The folks at Grist are billing it the Scopes Monkey Trial for the 21st century. Only this time it isn't evolution on trial but climate change.
The trial pits the cities of San Francisco and Oakland against the major oil companies" BP, Conoco, ExxonMobil, Chevron and Shell. If preliminary indications hold true, the Oil Majors are in for a rough ride. That begins with the judge, William Alsup.
Alsup’s the guy who blocked the Trump administration’s attempt to end DACA, taught himself how to use a programming script for a Silicon Valley lawsuit, and, as part of another tech battle, asked two ride-sharing services to give him a tutorial on self-driving cars to make a better-informed ruling.
Alsup’s quest for a well-rounded education means that before this trial moves forward, both parties must give him a two-part, first-of-its-kind tutorial in climate science in no more than two hours each. It’s a highly unusual request from a judge, experts say, and it will give Americans the opportunity to follow along as big polluters finally go on record about climate science and climate denialism.
Judge Alsup has submitted 14 questions for each party in the case to answer, including:
What caused the various ice ages?
What are the main sources of CO2 that account for the incremental buildup of CO2 in the atmosphere?
Why hasn’t plant life turned the higher levels of CO2 back into oxygen?
Most of the 14 questions could be answered by a precocious fifth grader. But the hearing, according to Michael Burger, executive director of the Sabin Center for Climate Change Law at Columbia University, will be the first time oil companies defend themselves in court against decades of climate science....

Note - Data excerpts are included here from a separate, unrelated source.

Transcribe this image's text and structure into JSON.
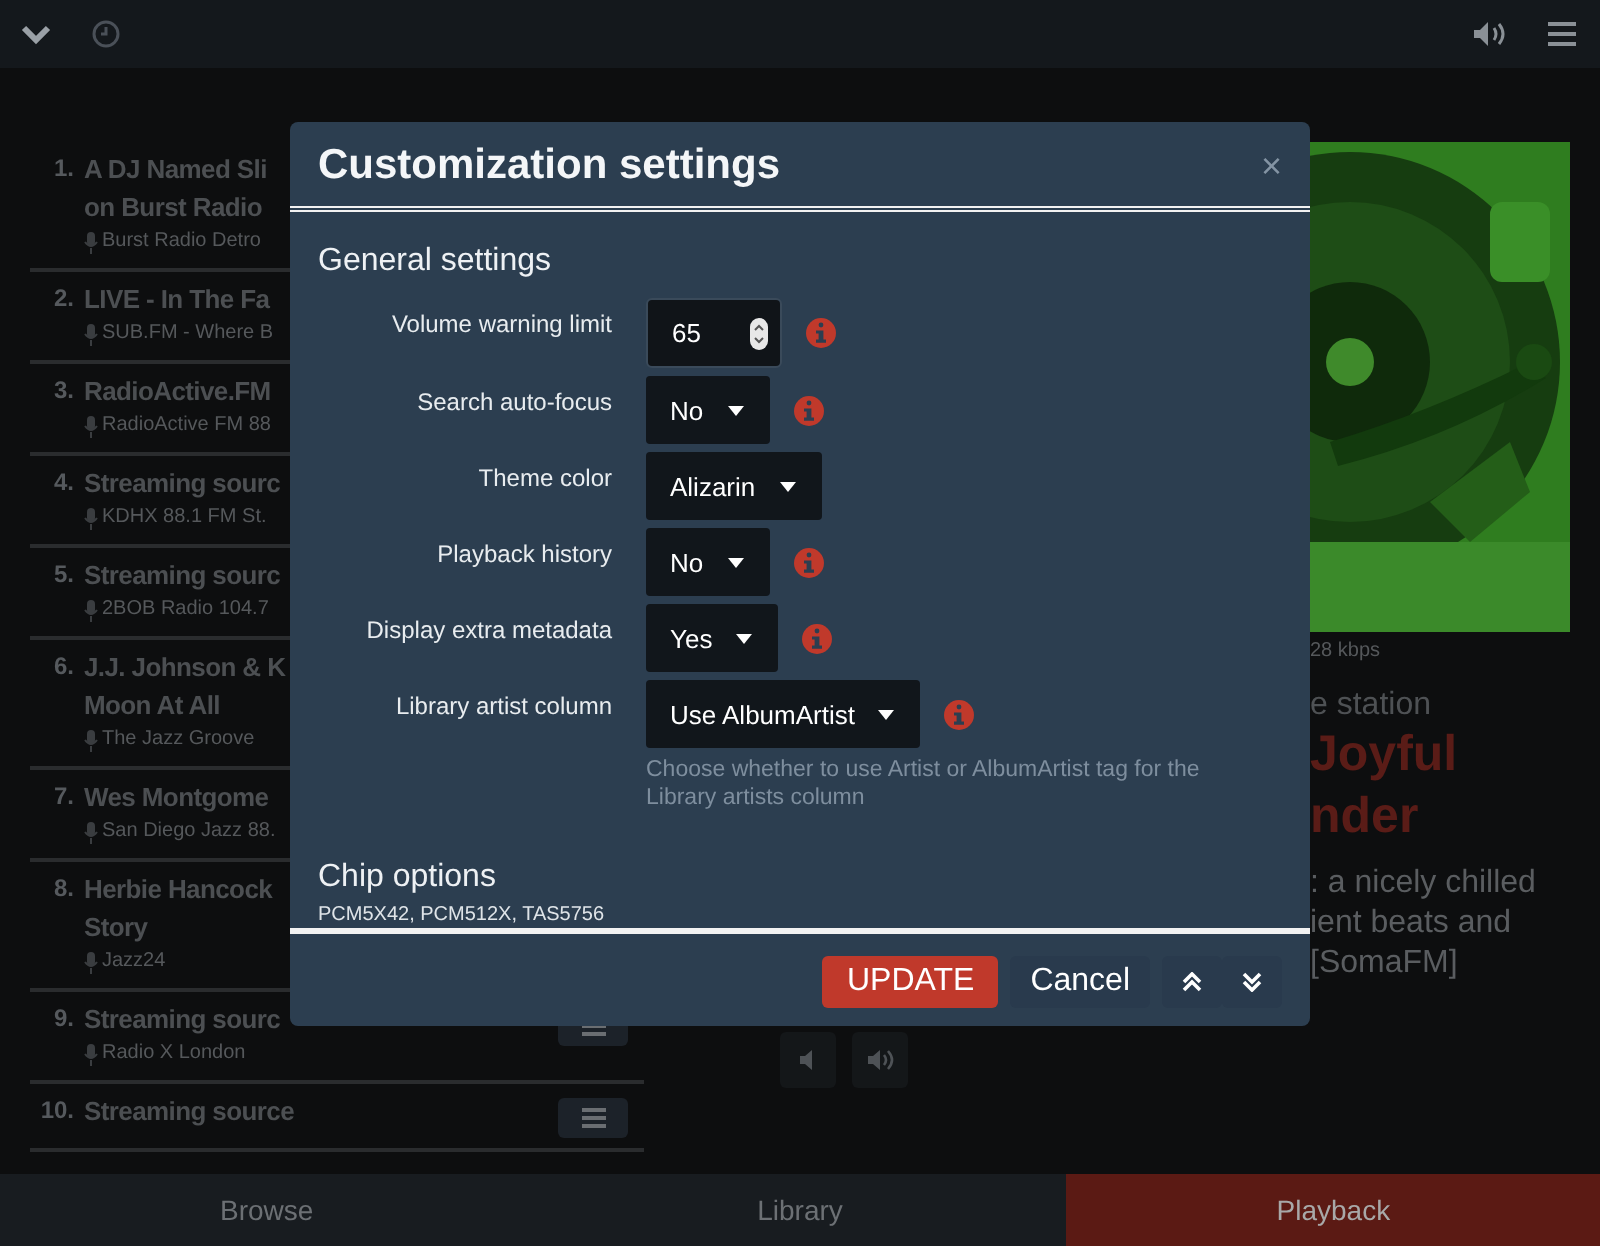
{
  "queue": [
    {
      "number": "1.",
      "title_lines": [
        "A DJ Named Sli",
        "on Burst Radio"
      ],
      "station": "Burst Radio Detro",
      "has_menu": false
    },
    {
      "number": "2.",
      "title_lines": [
        "LIVE - In The Fa"
      ],
      "station": "SUB.FM - Where B",
      "has_menu": false
    },
    {
      "number": "3.",
      "title_lines": [
        "RadioActive.FM"
      ],
      "station": "RadioActive FM 88",
      "has_menu": false
    },
    {
      "number": "4.",
      "title_lines": [
        "Streaming sourc"
      ],
      "station": "KDHX 88.1 FM St.",
      "has_menu": false
    },
    {
      "number": "5.",
      "title_lines": [
        "Streaming sourc"
      ],
      "station": "2BOB Radio 104.7",
      "has_menu": false
    },
    {
      "number": "6.",
      "title_lines": [
        "J.J. Johnson & K",
        "Moon At All"
      ],
      "station": "The Jazz Groove",
      "has_menu": false
    },
    {
      "number": "7.",
      "title_lines": [
        "Wes Montgome"
      ],
      "station": "San Diego Jazz 88.",
      "has_menu": false
    },
    {
      "number": "8.",
      "title_lines": [
        "Herbie Hancock",
        "Story"
      ],
      "station": "Jazz24",
      "has_menu": false
    },
    {
      "number": "9.",
      "title_lines": [
        "Streaming sourc"
      ],
      "station": "Radio X London",
      "has_menu": true
    },
    {
      "number": "10.",
      "title_lines": [
        "Streaming source"
      ],
      "has_menu": true
    }
  ],
  "now_playing": {
    "bitrate": "28 kbps",
    "lines": [
      {
        "kind": "subtitle",
        "text": "e station"
      },
      {
        "kind": "title",
        "text": "Joyful"
      },
      {
        "kind": "title",
        "text": "nder"
      },
      {
        "kind": "description",
        "text": ": a nicely chilled"
      },
      {
        "kind": "description",
        "text": "ient beats and"
      },
      {
        "kind": "description",
        "text": "[SomaFM]"
      }
    ]
  },
  "dialog": {
    "title": "Customization settings",
    "close": "×",
    "sections": [
      {
        "heading": "General settings",
        "fields": [
          {
            "kind": "number",
            "label": "Volume warning limit",
            "value": "65",
            "info": true
          },
          {
            "kind": "select",
            "label": "Search auto-focus",
            "value": "No",
            "info": true
          },
          {
            "kind": "select",
            "label": "Theme color",
            "value": "Alizarin",
            "info": false
          },
          {
            "kind": "select",
            "label": "Playback history",
            "value": "No",
            "info": true
          },
          {
            "kind": "select",
            "label": "Display extra metadata",
            "value": "Yes",
            "info": true
          },
          {
            "kind": "select",
            "label": "Library artist column",
            "value": "Use AlbumArtist",
            "info": true,
            "help": "Choose whether to use Artist or AlbumArtist tag for the Library artists column"
          }
        ]
      },
      {
        "heading": "Chip options",
        "text": "PCM5X42, PCM512X, TAS5756"
      }
    ],
    "buttons": [
      {
        "kind": "primary",
        "label": "UPDATE"
      },
      {
        "kind": "secondary",
        "label": "Cancel"
      },
      {
        "kind": "up"
      },
      {
        "kind": "down"
      }
    ]
  },
  "nav": [
    {
      "label": "Browse",
      "selected": false
    },
    {
      "label": "Library",
      "selected": false
    },
    {
      "label": "Playback",
      "selected": true
    }
  ]
}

[T]he people of California aren’t suing BP and co. for spills, explosions, or other easily traceable disasters. Rather, they’re suing because those companies:
knew about climate change decades ago,
continued doing business as usual, and
engaged in a world-wide public relations campaign to sow confusion over climate science.
California says the companies have been using deception to profit as the planet warms, and they should pay for the infrastructure the state needs to protect itself against rising sea levels.The trial is set to get underway on Tuesday.